(Québec) Il est toujours un peu gênant pour un premier ministre du Québec de réclamer plus d'argent d'Ottawa. Jean Charest en sait quelque chose : au gouvernement fédéral et ailleurs au Canada, tout le monde estime que le Québec reçoit plus que sa part et se comporte en enfant gâté.
C'est dans ce contexte que le débat sur la péréquation prend toute sa signification. Parle-t-on ici d'une injustice envers le Québec, ou d'un manquement à la parole donnée de la part du gouvernement Harper?
Le premier point à élucider concerne le manque à gagner réel du Québec dans les changements imposés par Ottawa.
Le fameux milliard de dollars
Mercredi, Jean Charest a soutenu que la nouvelle formule créera un manque à gagner de 75 millions $ pour l'année budgétaire 2009-2010, par rapport aux montants prévus par le ministère des Finances. M. Charest résiste à l'argument de Pauline Marois qui prétend que le manque à gagner sera de 1 milliard $ dès cette année. En fait, il joue sur les mots, ou plutôt... sur les chiffres.
C'est vrai que le manque à gagner ne sera que de 75 millions $ par rapport aux prévisions de mars dernier du ministère des Finances. On anticipait alors des paiements de péréquation de 8,43 milliards $, alors que le fédéral annonce maintenant un transfert de 8,35 milliards $.
Mais ce que M. Charest ne dit pas pour éviter de donner raison à Pauline Marois, c'est que la situation a changé radicalement depuis les prévisions de mars dernier. L'arrivée de l'Ontario dans le club des provinces récipiendaires a fait sauter les projections d'Ottawa. Mardi, au huis clos du budget, deux fonctionnaires fédéraux ont déclaré à la journaliste Fannie Olivier de La Presse Canadienne, tableaux à l'appui, que les paiements de péréquation au Québec auraient été de 9,35 milliards $ en 2009-2010, n'eut été des changements décrétés en novembre par le ministre Flaherty. C'est très précisément 1 milliard $ de moins que le 8,35 milliards $ consenti.

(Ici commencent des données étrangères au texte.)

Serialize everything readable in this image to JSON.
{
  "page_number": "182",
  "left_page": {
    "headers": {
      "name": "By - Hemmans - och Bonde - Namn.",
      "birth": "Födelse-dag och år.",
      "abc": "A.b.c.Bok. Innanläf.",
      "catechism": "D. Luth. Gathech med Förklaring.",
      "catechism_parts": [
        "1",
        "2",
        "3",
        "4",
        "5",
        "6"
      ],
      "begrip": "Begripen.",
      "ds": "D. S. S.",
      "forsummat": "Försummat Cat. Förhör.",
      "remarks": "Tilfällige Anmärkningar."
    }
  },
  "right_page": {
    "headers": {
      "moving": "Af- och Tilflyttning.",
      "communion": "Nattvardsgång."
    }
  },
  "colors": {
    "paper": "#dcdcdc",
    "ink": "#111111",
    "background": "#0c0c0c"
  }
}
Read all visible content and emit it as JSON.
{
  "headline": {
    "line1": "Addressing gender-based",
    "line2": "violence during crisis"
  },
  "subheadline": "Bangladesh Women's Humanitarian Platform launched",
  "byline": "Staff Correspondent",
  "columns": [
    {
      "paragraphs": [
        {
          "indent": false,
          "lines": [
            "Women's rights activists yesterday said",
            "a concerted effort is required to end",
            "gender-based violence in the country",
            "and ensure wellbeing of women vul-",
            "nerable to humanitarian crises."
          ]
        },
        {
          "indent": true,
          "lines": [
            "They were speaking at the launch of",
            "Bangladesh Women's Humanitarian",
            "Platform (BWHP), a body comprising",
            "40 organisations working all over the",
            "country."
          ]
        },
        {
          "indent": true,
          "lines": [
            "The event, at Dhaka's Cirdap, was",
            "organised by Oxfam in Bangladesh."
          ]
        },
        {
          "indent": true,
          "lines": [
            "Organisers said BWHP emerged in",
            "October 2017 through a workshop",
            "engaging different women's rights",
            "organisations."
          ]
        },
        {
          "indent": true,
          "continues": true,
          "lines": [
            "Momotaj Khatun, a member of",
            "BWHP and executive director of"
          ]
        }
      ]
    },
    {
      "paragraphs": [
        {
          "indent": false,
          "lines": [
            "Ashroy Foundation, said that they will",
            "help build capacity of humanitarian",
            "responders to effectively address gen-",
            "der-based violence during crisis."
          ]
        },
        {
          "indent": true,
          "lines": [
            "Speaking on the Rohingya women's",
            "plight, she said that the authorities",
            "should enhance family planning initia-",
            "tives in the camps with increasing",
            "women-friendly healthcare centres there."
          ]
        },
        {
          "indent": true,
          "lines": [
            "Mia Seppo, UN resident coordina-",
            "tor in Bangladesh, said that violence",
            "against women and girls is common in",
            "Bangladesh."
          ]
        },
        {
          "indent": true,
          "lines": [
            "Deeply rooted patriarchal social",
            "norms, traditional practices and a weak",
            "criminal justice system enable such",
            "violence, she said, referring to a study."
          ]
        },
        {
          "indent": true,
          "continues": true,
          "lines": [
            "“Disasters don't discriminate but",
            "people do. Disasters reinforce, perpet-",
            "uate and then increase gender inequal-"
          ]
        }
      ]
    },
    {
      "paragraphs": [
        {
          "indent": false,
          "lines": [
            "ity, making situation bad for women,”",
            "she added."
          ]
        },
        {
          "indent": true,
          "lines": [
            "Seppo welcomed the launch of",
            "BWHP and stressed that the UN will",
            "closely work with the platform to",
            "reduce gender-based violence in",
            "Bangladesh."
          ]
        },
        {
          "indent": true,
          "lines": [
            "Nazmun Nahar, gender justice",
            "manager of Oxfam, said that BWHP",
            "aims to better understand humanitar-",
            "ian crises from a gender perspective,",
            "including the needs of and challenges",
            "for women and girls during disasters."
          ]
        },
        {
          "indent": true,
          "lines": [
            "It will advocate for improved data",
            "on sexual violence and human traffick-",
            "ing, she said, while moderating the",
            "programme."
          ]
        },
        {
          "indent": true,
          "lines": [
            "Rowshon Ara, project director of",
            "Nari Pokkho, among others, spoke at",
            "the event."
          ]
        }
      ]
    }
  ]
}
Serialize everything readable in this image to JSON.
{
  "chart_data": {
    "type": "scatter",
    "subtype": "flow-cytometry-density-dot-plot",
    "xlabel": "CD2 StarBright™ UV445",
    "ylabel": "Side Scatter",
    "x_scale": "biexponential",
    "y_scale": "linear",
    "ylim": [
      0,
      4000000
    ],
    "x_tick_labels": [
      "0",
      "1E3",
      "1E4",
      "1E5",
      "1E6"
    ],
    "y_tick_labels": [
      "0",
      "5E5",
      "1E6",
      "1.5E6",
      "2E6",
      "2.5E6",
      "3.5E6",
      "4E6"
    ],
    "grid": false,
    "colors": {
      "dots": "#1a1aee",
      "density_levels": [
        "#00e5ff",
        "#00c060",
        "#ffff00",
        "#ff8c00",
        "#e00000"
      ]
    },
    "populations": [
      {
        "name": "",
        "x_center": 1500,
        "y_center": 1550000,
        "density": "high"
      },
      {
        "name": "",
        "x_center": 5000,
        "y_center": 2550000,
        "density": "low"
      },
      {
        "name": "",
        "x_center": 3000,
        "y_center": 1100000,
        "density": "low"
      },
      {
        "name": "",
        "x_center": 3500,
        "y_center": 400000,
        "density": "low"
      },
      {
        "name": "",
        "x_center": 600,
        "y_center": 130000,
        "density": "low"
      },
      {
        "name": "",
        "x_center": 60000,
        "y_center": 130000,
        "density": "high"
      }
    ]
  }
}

Jeudi, le porte-parole des Finances, Jack Aubry, a refusé de confirmer ce chiffre, prétextant qu'il s'agit d'informations confidentielles. Mais vérification faite auprès de la journaliste, le chiffre vient effectivement des fonctionnaires qui avaient même des données concernant les autres provinces.
La parole donnée
D'un point de vue fédéral, on insiste sur le fait que les paiements de péréquation au Québec sont passés de 4,8 à 8,3 milliards $ de 2005 à 2009. C'est une augmentation significative qui fera dire à bien du monde que le Québec se plaint, le ventre plein...
Mais ce que Jean Charest n'accepte pas, c'est que Stephen Harper change unilatéralement la formule de calcul sous prétexte qu'elle lui coûte trop cher, après avoir conclu une entente avec les provinces à la suite de longues études et des négociations complexes.
Jean Charest n'a pas tort. La parole donnée devrait être respectée. Ou à tout le moins, le gouvernement Harper aurait dû avoir la décence de consulter les provinces avant d'agir. Le problème, c'est que même Michael Ignatieff n'est pas en mesure de promettre qu'un gouvernement libéral respecterait la formule utilisée jusqu'à maintenant.
Les p'tits cadeaux
L'autre frustration du gouvernement du Québec est de voir Ottawa s'engager dans des négociations secrètes avec l'Ontario. On a vu Stephen Harper consentir un traitement de faveur au gouvernement McGuinty, la veille de Noël, concernant les revenus versés par Hydro One à la province. Le Québec toucherait 250 millions $ s'il jouissait du même traitement.
Autre dossier, on a appris, au huis clos du budget, que le fédéral avait fait une offre aux provinces comme l'Ontario qui n'ont pas encore harmonisé leurs taxes de vente avec la TPS. Le Québec a été la première province à le faire, sans aucune compensation. Or, Ottawa a compensé ensuite les provinces de l'Atlantique pour les convaincre d'emboîter le pas, et s'apprêterait à offrir le même avantage à l'Ontario. Les fonctionnaires fédéraux interrogés au huis clos du budget ont refusé d'élaborer, se contentant de dire qu'on avait «fait une offre» aux autres provinces... Quelle est la nature de cette offre? Est-ce que le Québec se verra offrir une compensation rétroactive? Autant de questions qui sont restées sans réponse.
On aura beau penser à Ottawa que le Québec agit en enfant gâté, mais il respecte les règles établies. Si Stephen Harper contourne ces règles pour punir Jean Charest ou améliorer ses chances de réélection en Ontario, il cède le Québec aux souverainistes, ou à Michel Ignatieff.